Pengalihan dana subsidi tersebut dengan catatan langsung dialokasikan ke sektor-sektor yang dapat mendorong ekonomi seperti pembangunan infrastruktur jalan, dan pelabuhan dan fasilitas transportasi.

Selain itu juga dapat dimanfaatkan untuk perbaikan sekolah rusak, dana pendidikan, dana kesehatan, dan penyediaan pupuk dan benih bagi petani.

"Jadi...dalam waktu singkat, subsidi BBM harus dipindahkan ke sektor produktif. Ini kuncinya," ujar JK.

Ia menuturkan, kekhawatiran adanya gejolak di masyarakat akibat kenaikan tersebut sepertinya jika dijelaskan dengan baik.

"Kalau dinaikkan, ada dampak inflasi pada subsektor transportasi, itu saja. Dulu ya...kalau BBM naik pasti masyarakat langsung kena dampak karena harga minyak tanah ikut naik. Sekarang masyarakat sudah banyak menggunakan gas, jadi menurut saya tidak terlalu masalah," ujarnya.

Pada kesempatan itu, JK mengenang ketika pemerintah pada tahun 2015 menaikkan harga minyak sebanyak dua kali, tapi tidak ada aksi demontrasi.

"Tidak ada gejolak, karena BLT (Bantuan Langsung Tunai, red) langsung dialokasikan. Masyarakat langsung merasakan ada kompensasi. Jadi, kalau alasan-alasan kenaikan dijelaskan, saya rasa rakyat pasti pahamlah," ujarnya.

Manfaat

Sementara itu, pengamat energi Umar Said menilai bahwa masyarakat Indonesia telah siap apabila pemerintah menaikkan harga BBM bersubsidi, asalkan manfaat pengalihan subsidi tersebut langsung dirasakan terutama untuk mendorong perekonomian nasional.

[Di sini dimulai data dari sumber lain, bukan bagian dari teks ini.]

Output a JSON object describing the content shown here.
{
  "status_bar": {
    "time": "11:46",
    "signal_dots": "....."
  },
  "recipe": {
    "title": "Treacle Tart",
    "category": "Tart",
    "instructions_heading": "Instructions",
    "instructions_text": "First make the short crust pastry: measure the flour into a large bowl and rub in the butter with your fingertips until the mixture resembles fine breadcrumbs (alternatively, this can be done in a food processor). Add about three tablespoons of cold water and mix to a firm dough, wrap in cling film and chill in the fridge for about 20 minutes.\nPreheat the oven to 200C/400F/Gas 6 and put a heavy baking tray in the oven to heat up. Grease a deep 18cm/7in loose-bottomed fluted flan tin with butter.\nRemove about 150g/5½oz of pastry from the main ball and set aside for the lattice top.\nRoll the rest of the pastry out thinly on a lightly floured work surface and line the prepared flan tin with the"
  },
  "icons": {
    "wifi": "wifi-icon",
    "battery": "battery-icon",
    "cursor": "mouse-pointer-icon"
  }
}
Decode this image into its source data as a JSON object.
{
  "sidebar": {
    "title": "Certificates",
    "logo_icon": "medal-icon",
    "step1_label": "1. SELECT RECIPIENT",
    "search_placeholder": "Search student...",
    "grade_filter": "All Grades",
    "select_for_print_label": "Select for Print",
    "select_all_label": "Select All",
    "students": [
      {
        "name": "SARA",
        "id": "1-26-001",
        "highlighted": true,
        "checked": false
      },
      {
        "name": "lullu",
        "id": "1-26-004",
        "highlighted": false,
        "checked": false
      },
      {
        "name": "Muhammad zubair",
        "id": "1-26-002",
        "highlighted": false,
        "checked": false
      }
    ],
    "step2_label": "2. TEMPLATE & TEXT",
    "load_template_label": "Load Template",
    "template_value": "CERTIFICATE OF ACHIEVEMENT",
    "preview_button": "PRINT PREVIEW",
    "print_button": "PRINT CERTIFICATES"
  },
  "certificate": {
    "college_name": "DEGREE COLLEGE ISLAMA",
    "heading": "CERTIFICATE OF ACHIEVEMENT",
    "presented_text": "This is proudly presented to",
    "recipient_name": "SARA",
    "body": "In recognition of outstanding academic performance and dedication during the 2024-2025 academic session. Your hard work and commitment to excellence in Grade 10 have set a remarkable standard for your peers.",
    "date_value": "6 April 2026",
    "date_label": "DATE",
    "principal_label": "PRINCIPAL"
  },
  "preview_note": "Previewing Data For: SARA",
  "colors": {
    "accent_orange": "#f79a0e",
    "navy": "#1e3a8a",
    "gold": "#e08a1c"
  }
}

"Sebenarnya rakyat sudah siap (dengan kenaikan harga BBM). Naik Rp 1.000 (per liter) itu sudah siap," ujar Umar.

Ia juga menambahkan, Presiden terpilih Joko Widodo juga tidak lagi perlu lagi meminta Presiden Susilo Bambang Yudhoyono untuk menaikkan harga BBM bersubsidi. "Orang SBY jauh-jauh hari sudah tidak mau menaikkan BBM," kata Umar.

Menurutnya, dalam hitung-hitungan pemerintah, anggaran yang dihemat dari kebijakan menaikkan BBM yang sangat besar itu harus dimanfaatkan untuk kesejahteraan rakyat dan pembangunan infrastuktur secara menyeluruh.

"Harus kelihatan dampaknya. Singapura tidak ada subsidi ini itu, tapi dia (rakyat) tahu pajak yang dia bayarkan itu kembali dalam bentuk ini itu, MRT, kebersihan," ujar Umar.

Mantan Wakil Komisaris PT Pertamina ini menambahkan, bahwa dalam setiap kebijakan itu harus ada keadilan.

"Keadilan ini belum ditemukan di Indonesia. Harga BBM yang naik tidak terlalu dirasakan dampaknya oleh masyarakat," ujarnya.